L’Abkhazie dans la géopolitique orthodoxe

La déclaration conjointe des Églises russe et géorgienne afin de trouver une solution à ce schisme interne est perçue par certains observateurs comme un moyen pour Moscou de développer plus encore son influence. Bien que l’indépendance abkhaze ait été reconnue par la Russie, la petite région de la mer Noire ressemble plus à un protectorat russe qu’à un véritable État. En s’impliquant dans les affaires de l’Église abkhaze, le Patriarcat russe y développe son influence. De l’autre côté, si l’Église géorgienne participe à cette résolution, cela va être mal perçu par les Abkhazes qui ne veulent surtout pas d’une « ingérence » de l’ancienne puissance tutélaire. Cette déclaration commune semble donc surtout à l’avantage de la Russie.

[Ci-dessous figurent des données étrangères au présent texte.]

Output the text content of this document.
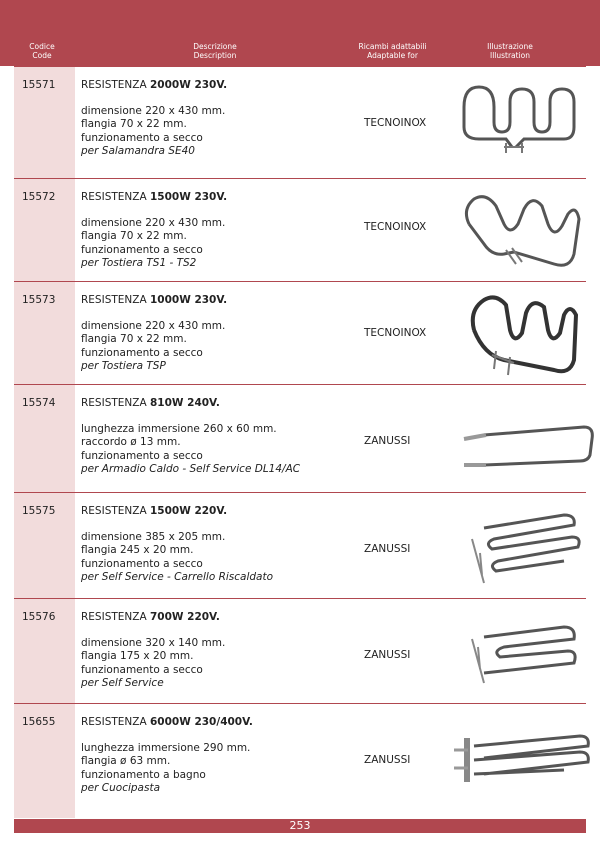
Codice
Code
Descrizione
Description
Ricambi adattabili
Adaptable for
Illustrazione
Illustration
15571 RESISTENZA 2000W 230V.
dimensione 220 x 430 mm.
flangia 70 x 22 mm.
funzionamento a secco
per Salamandra SE40
TECNOINOX
15572 RESISTENZA 1500W 230V.
dimensione 220 x 430 mm.
flangia 70 x 22 mm.
funzionamento a secco
per Tostiera TS1 - TS2
TECNOINOX
15573 RESISTENZA 1000W 230V.
dimensione 220 x 430 mm.
flangia 70 x 22 mm.
funzionamento a secco
per Tostiera TSP
TECNOINOX
15574 RESISTENZA 810W 240V.
lunghezza immersione 260 x 60 mm.
raccordo ø 13 mm.
funzionamento a secco
per Armadio Caldo - Self Service DL14/AC
ZANUSSI
15575 RESISTENZA 1500W 220V.
dimensione 385 x 205 mm.
flangia 245 x 20 mm.
funzionamento a secco
per Self Service - Carrello Riscaldato
ZANUSSI
15576 RESISTENZA 700W 220V.
dimensione 320 x 140 mm.
flangia 175 x 20 mm.
funzionamento a secco
per Self Service
ZANUSSI
15655 RESISTENZA 6000W 230/400V.
lunghezza immersione 290 mm.
flangia ø 63 mm.
funzionamento a bagno
per Cuocipasta
ZANUSSI
253
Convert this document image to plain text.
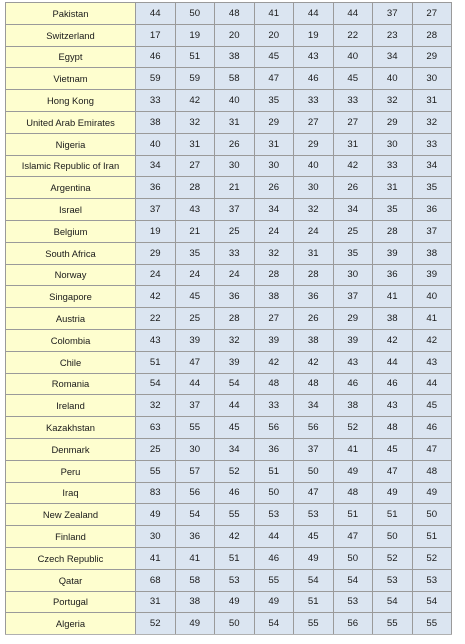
Pakistan	44	50	48	41	44	44	37	27
Switzerland	17	19	20	20	19	22	23	28
Egypt	46	51	38	45	43	40	34	29
Vietnam	59	59	58	47	46	45	40	30
Hong Kong	33	42	40	35	33	33	32	31
United Arab Emirates	38	32	31	29	27	27	29	32
Nigeria	40	31	26	31	29	31	30	33
Islamic Republic of Iran	34	27	30	30	40	42	33	34
Argentina	36	28	21	26	30	26	31	35
Israel	37	43	37	34	32	34	35	36
Belgium	19	21	25	24	24	25	28	37
South Africa	29	35	33	32	31	35	39	38
Norway	24	24	24	28	28	30	36	39
Singapore	42	45	36	38	36	37	41	40
Austria	22	25	28	27	26	29	38	41
Colombia	43	39	32	39	38	39	42	42
Chile	51	47	39	42	42	43	44	43
Romania	54	44	54	48	48	46	46	44
Ireland	32	37	44	33	34	38	43	45
Kazakhstan	63	55	45	56	56	52	48	46
Denmark	25	30	34	36	37	41	45	47
Peru	55	57	52	51	50	49	47	48
Iraq	83	56	46	50	47	48	49	49
New Zealand	49	54	55	53	53	51	51	50
Finland	30	36	42	44	45	47	50	51
Czech Republic	41	41	51	46	49	50	52	52
Qatar	68	58	53	55	54	54	53	53
Portugal	31	38	49	49	51	53	54	54
Algeria	52	49	50	54	55	56	55	55
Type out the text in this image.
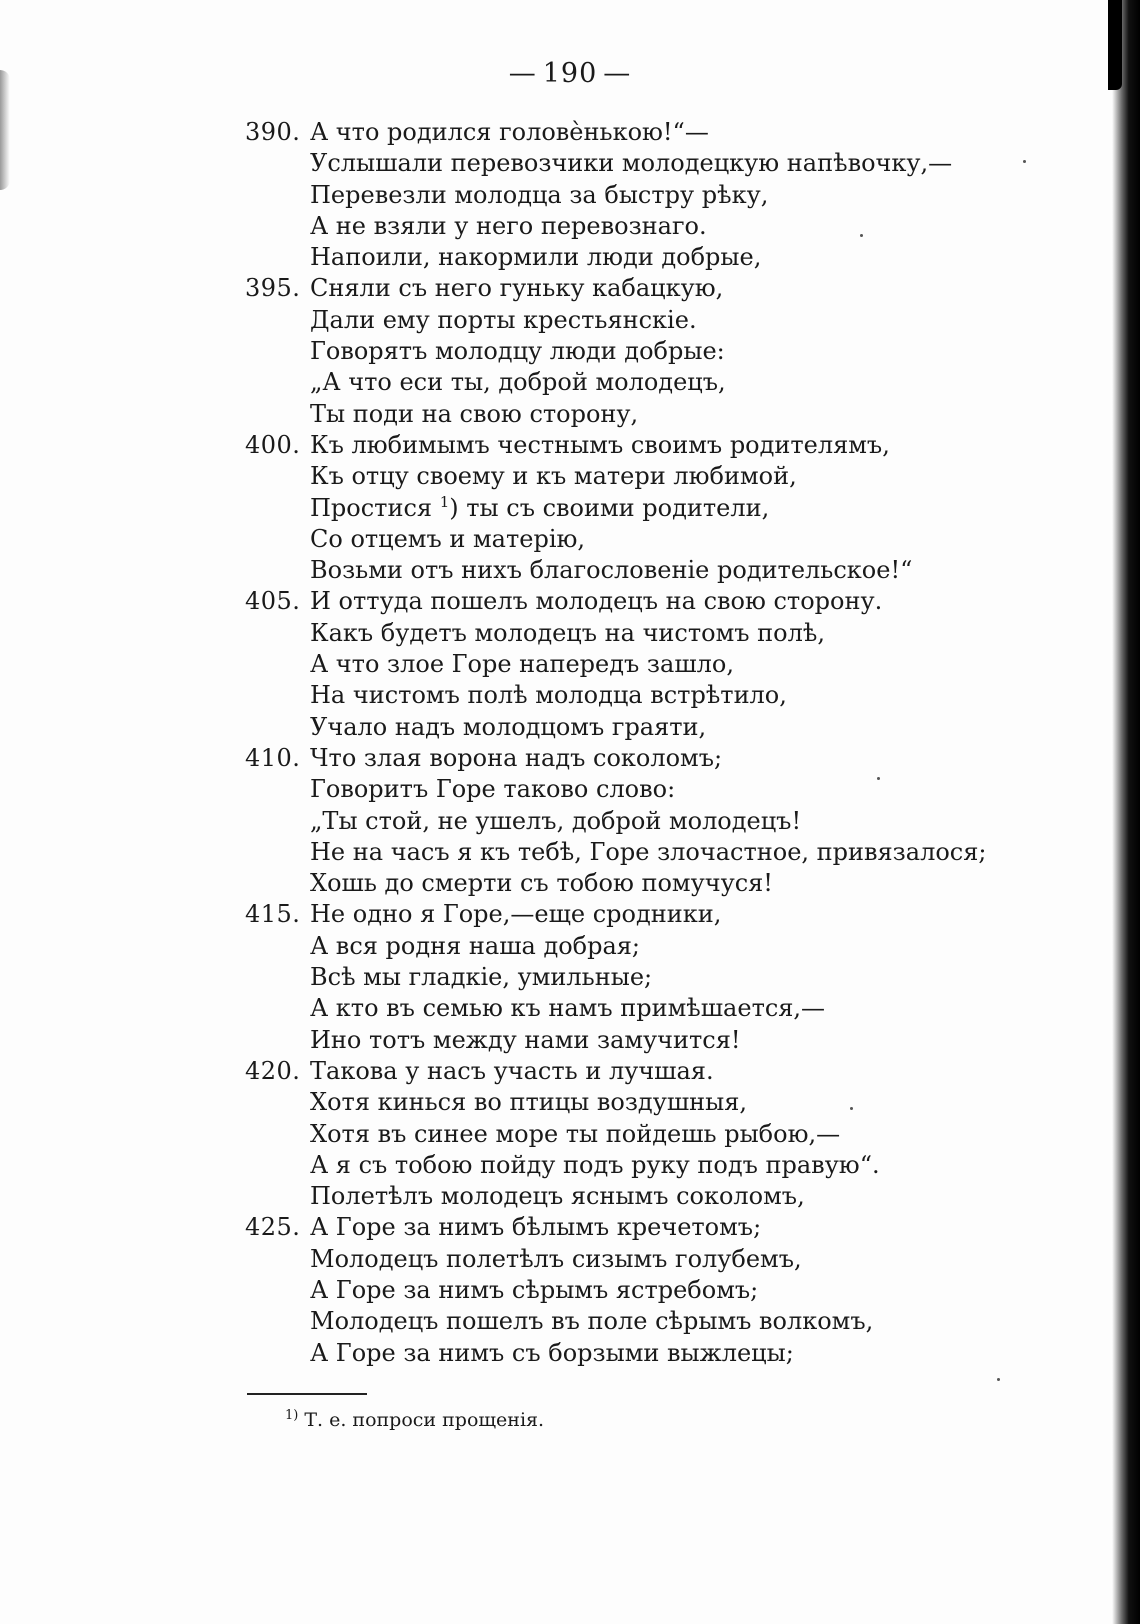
— 190 —
390. А что родился головѐнькою!“—
Услышали перевозчики молодецкую напѣвочку,—
Перевезли молодца за быстру рѣку,
А не взяли у него перевознаго.
Напоили, накормили люди добрые,
395. Сняли съ него гуньку кабацкую,
Дали ему порты крестьянскіе.
Говорятъ молодцу люди добрые:
„А что еси ты, доброй молодецъ,
Ты поди на свою сторону,
400. Къ любимымъ честнымъ своимъ родителямъ,
Къ отцу своему и къ матери любимой,
Простися $^1$) ты съ своими родители,
Со отцемъ и матерію,
Возьми отъ нихъ благословеніе родительское!“
405. И оттуда пошелъ молодецъ на свою сторону.
Какъ будетъ молодецъ на чистомъ полѣ,
А что злое Горе напередъ зашло,
На чистомъ полѣ молодца встрѣтило,
Учало надъ молодцомъ граяти,
410. Что злая ворона надъ соколомъ;
Говоритъ Горе таково слово:
„Ты стой, не ушелъ, доброй молодецъ!
Не на часъ я къ тебѣ, Горе злочастное, привязалося;
Хошь до смерти съ тобою помучуся!
415. Не одно я Горе,—еще сродники,
А вся родня наша добрая;
Всѣ мы гладкіе, умильные;
А кто въ семью къ намъ примѣшается,—
Ино тотъ между нами замучится!
420. Такова у насъ участь и лучшая.
Хотя кинься во птицы воздушныя,
Хотя въ синее море ты пойдешь рыбою,—
А я съ тобою пойду подъ руку подъ правую“.
Полетѣлъ молодецъ яснымъ соколомъ,
425. А Горе за нимъ бѣлымъ кречетомъ;
Молодецъ полетѣлъ сизымъ голубемъ,
А Горе за нимъ сѣрымъ ястребомъ;
Молодецъ пошелъ въ поле сѣрымъ волкомъ,
А Горе за нимъ съ борзыми выжлецы;
$^{1)}$ Т. е. попроси прощенія.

Cependant, si peu de résultats sont à attendre de cette médiation inter-orthodoxe, on peut y voir une main tendue entre les deux pays qui ne se parlent plus. Moscou reconnaît également l’importance de la Géorgie dans cette question, malgré la reconnaissance d’indépendance abkhaze par la Russie. Est-ce une façon pour le Kremlin de se rapprocher de la Géorgie ? Un moyen d’obtenir le soutien de l’Église géorgienne dans la question de l’indépendance de l’Église orthodoxe ukrainienne ? Le Patriarcat de Moscou ne reconnaît pas cette dernière, mais Constantinople y est favorable, il faut donc se trouver des alliés.

Néanmoins, il ne faut pas imaginer un changement radical sur la question abkhaze. La population, bien qu’à 60% chrétienne, a des minorités musulmanes, païennes ou athées. Les chrétiens sont eux-mêmes divisés entre Abkhazes, Géorgiens, Arméniens et Russes, qui ont chacun des Églises différentes. Au-delà des querelles confessionnelles, c’est bien de conflit politique qu’il s’agit en Abkhazie. Toutefois, ce rapprochement orthodoxe russo-géorgien relance la question abkhaze et reste intéressant pour comprendre l’évolution future de ce conflit gelé.